HAMPTON, Va. - Peninsula health officials are warning the public that the coronavirus is spreading faster and causing more illness locally.
Hampton is experiencing a surge in COVID-19 cases which has been documented by the Virginia Department of Health this month. Health officials said data shows both characteristics of the Delta variant have been present which means there has been faster spread and more serious illnesses.
Hampton native David Minter is fully vaccinated and is worried about the alarming rise in COVID-19 infections in his city, especially because his 2-year-old son Noah is not yet eligible to get the shot.
“It’s very concerning. I don’t understand it,” Minter said. “We just got to be careful. Get vaccinated. That's what I say - get vaccinated.”
There were 1,533 new COVID-19 cases in Hampton in August, which is an increase of more than 500% from July. The two-month increase from June to August was more than 1600%, Peninsula health officials said.
The number of Hampton residents admitted to the hospital with COVID-19 (or suspected COVID-19), spiked to 74 — just one shy of the peak of 75 people in December 2020, which was before the COVID-19 vaccine was widely available.
Even after showing 25-year-old Deonte Hubbard the alarming data, he’s still not entirely convinced about getting the vaccine.
“This could be valid for all I know,” Hubbard said as he looked at the bar chart of rising cases. “I'm not necessarily, like, against it, but it's kind of hard for me to trust.”
That’s what has Hampton health officials concerned. They’re now warning the public about the disturbing rise in hospitalizations and cases not only in Hampton, but across Hampton Roads and the country.
Health officials said, "Looking at rates adjusted for population [7-day average of new cases per 100,000 people], Hampton’s rate of 50 cases is higher than the statewide rate of 37.3 cases. It’s the second-highest rate in the region, behind Newport News at 54.4."
Most localities in the region are also higher than the state average, including Poquoson, Virginia Beach, Chesapeake, Norfolk, Suffolk, James City County and York County.
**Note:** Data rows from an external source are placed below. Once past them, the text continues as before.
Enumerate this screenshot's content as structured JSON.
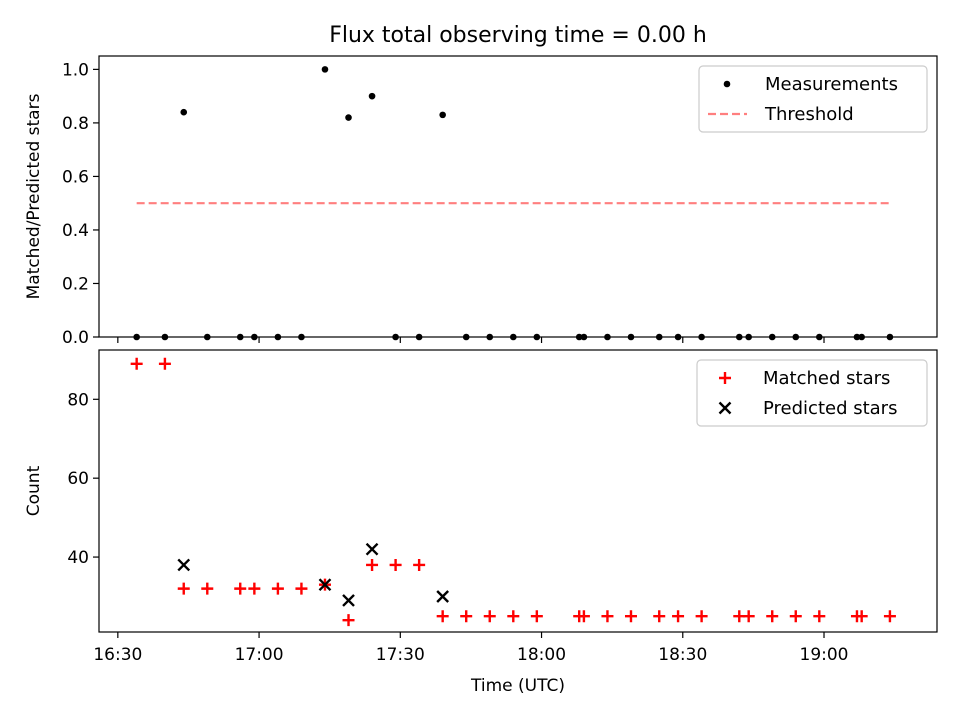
{
  "title": "Flux total observing time = 0.00 h",
  "chart_data": [
    {
      "panel": "top",
      "type": "scatter",
      "ylabel": "Matched/Predicted stars",
      "xlim": [
        "16:26",
        "19:24"
      ],
      "ylim": [
        0,
        1.05
      ],
      "yticks": [
        "0.0",
        "0.2",
        "0.4",
        "0.6",
        "0.8",
        "1.0"
      ],
      "legend_position": "top-right",
      "series": [
        {
          "name": "Measurements",
          "kind": "points",
          "color": "#000000",
          "x": [
            "16:34",
            "16:40",
            "16:44",
            "16:49",
            "16:56",
            "16:59",
            "17:04",
            "17:09",
            "17:14",
            "17:19",
            "17:24",
            "17:29",
            "17:34",
            "17:39",
            "17:44",
            "17:49",
            "17:54",
            "17:59",
            "18:08",
            "18:09",
            "18:14",
            "18:19",
            "18:25",
            "18:29",
            "18:34",
            "18:42",
            "18:44",
            "18:49",
            "18:54",
            "18:59",
            "19:07",
            "19:08",
            "19:14"
          ],
          "y": [
            0,
            0,
            0.84,
            0,
            0,
            0,
            0,
            0,
            1.0,
            0.82,
            0.9,
            0,
            0,
            0.83,
            0,
            0,
            0,
            0,
            0,
            0,
            0,
            0,
            0,
            0,
            0,
            0,
            0,
            0,
            0,
            0,
            0,
            0,
            0
          ]
        },
        {
          "name": "Threshold",
          "kind": "dashed-line",
          "color": "#ff7f7f",
          "x": [
            "16:34",
            "19:14"
          ],
          "y": [
            0.5,
            0.5
          ]
        }
      ]
    },
    {
      "panel": "bottom",
      "type": "scatter",
      "xlabel": "Time (UTC)",
      "ylabel": "Count",
      "xlim": [
        "16:26",
        "19:24"
      ],
      "ylim": [
        21,
        92.5
      ],
      "xticks": [
        "16:30",
        "17:00",
        "17:30",
        "18:00",
        "18:30",
        "19:00"
      ],
      "yticks": [
        "40",
        "60",
        "80"
      ],
      "legend_position": "top-right",
      "series": [
        {
          "name": "Matched stars",
          "marker": "+",
          "color": "#ff0000",
          "x": [
            "16:34",
            "16:40",
            "16:44",
            "16:49",
            "16:56",
            "16:59",
            "17:04",
            "17:09",
            "17:14",
            "17:19",
            "17:24",
            "17:29",
            "17:34",
            "17:39",
            "17:44",
            "17:49",
            "17:54",
            "17:59",
            "18:08",
            "18:09",
            "18:14",
            "18:19",
            "18:25",
            "18:29",
            "18:34",
            "18:42",
            "18:44",
            "18:49",
            "18:54",
            "18:59",
            "19:07",
            "19:08",
            "19:14"
          ],
          "y": [
            89,
            89,
            32,
            32,
            32,
            32,
            32,
            32,
            33,
            24,
            38,
            38,
            38,
            25,
            25,
            25,
            25,
            25,
            25,
            25,
            25,
            25,
            25,
            25,
            25,
            25,
            25,
            25,
            25,
            25,
            25,
            25,
            25
          ]
        },
        {
          "name": "Predicted stars",
          "marker": "x",
          "color": "#000000",
          "x": [
            "16:44",
            "17:14",
            "17:19",
            "17:24",
            "17:39"
          ],
          "y": [
            38,
            33,
            29,
            42,
            30
          ]
        }
      ]
    }
  ]
}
Those cases are mostly among people who are not fully vaccinated.
Robin McCormick, the communications strategist for the City of Hampton, has been tracking the data since the start of the pandemic.
“I spent August watching this curve, and it's a steeper curve than we saw last fall,” McCormick said. “When I saw the hospitalization numbers almost as high as they were in the peak of the winter, I want people to understand the data and the numbers and the risks.”
Riverside Health’s VP and Chief Pharmacy Officer Cindy Williams said the Delta variant is fueling the surge, spreading quickly among the unvaccinated.
“Quite honestly, we’re tired of doing a lot of the things we need to do,” she said. “I think people have let their guard down and maybe exhibiting, what I’ll say, riskier behavior, just in that we’re not masking like we did before, and I think that’s really what’s spreading this Delta variant more than two times more contagious than the variant we had previously. That is what I think is fueling this increase.”
Heath experts continue to say vaccines are the best protection in the fight against COVID-19.
Minter is hopeful people will start to listen.
“Follow the advice of the science people, doctors,” said Minter. “We got to listen to them. That’s what we got to do. We don’t know. They've been trained; that's what they study, so we got to listen to them.”
The health department reported that statewide, as of Aug. 21, the percentage of vaccinated people who have developed COVID-19, been hospitalized, or died from the disease remains below 1%.
Health officials are reminding residents that the COVID-19 vaccine is available at pharmacies, doctor's offices and the health department. For a list of locations to get the COVID-19 vaccine, click here.
Part of slowing the spread includes booster shots for the general public. Riverside said they’ll be ready to roll those shots out hopefully this fall as soon as federal health officials give the green light.